Well, yes, I thought sourly, there's me. But it is the traditional accompaniment to Buriyani, so I went forward with what is, essentially, cucumber grated into a bowl of yogurt. I've made raita several times before and it was acidic and thin. I think what I did right this time was buy Greek yogurt, which is rich and thick, more like sour cream.

This may be the point at which to introduce my theory of the characters of foods. I had previously pegged cucumber raita as a skinny prig -- a wispy, unattractive ascetic with a pale comb-over whom no one really wants to sit beside. But this raita was a lovely, sweet woman, voluptuous and kind and an excellent listener.
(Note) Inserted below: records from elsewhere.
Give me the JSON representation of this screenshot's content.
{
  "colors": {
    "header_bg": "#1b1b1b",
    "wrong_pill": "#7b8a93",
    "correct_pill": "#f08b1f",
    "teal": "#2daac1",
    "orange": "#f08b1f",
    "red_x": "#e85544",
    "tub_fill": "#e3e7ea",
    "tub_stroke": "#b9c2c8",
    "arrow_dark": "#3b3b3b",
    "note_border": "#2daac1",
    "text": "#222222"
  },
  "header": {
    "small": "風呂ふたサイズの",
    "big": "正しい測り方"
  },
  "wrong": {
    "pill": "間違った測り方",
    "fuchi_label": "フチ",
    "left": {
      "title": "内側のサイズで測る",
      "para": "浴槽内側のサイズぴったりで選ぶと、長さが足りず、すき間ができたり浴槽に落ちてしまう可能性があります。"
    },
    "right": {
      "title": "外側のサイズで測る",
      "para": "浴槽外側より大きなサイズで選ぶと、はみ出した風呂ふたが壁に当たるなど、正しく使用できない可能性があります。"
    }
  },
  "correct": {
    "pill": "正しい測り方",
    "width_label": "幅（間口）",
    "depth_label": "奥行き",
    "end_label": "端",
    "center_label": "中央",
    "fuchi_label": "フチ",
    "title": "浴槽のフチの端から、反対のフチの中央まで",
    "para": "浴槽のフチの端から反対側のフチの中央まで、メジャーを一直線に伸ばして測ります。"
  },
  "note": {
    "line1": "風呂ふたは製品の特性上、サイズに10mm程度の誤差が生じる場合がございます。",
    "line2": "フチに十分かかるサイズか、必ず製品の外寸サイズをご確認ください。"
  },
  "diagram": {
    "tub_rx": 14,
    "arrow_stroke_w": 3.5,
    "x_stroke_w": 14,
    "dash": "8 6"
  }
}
That said, there is still one person who does not love raita. Or, for that matter, anything else I put on the table last night.

4 comments:

  1. The Raita sounds great. But the eggplant stew---what was in it? What made you like it this time? As an eggplant lover, I want all the gory details! Was it complicated? Is there any left?

    ReplyDelete
  2. The eggplant stew. . . like everything Parsi, it starts with chopping an onion. Then some spices, including Dhana Jiru, some ginger, some garlic, some water. Very, very simple. I love eggplant too, but doesn't eggplant stew sound blecch?
    Yes, there's some left, and if you want to come to dinner on Friday night for the end of Parsi blowout, I will save you some.

    ReplyDelete
  3. Poor Owen. You really should cut the pictures with us hating the food! At least I ducked under the table soon enough, before you committed a crime of meanness!

    ReplyDelete
  4. Greek yogurt is like the incredible, edible egg. It's great for a lot of things and at any time of day. Go, Greek yogurt, go!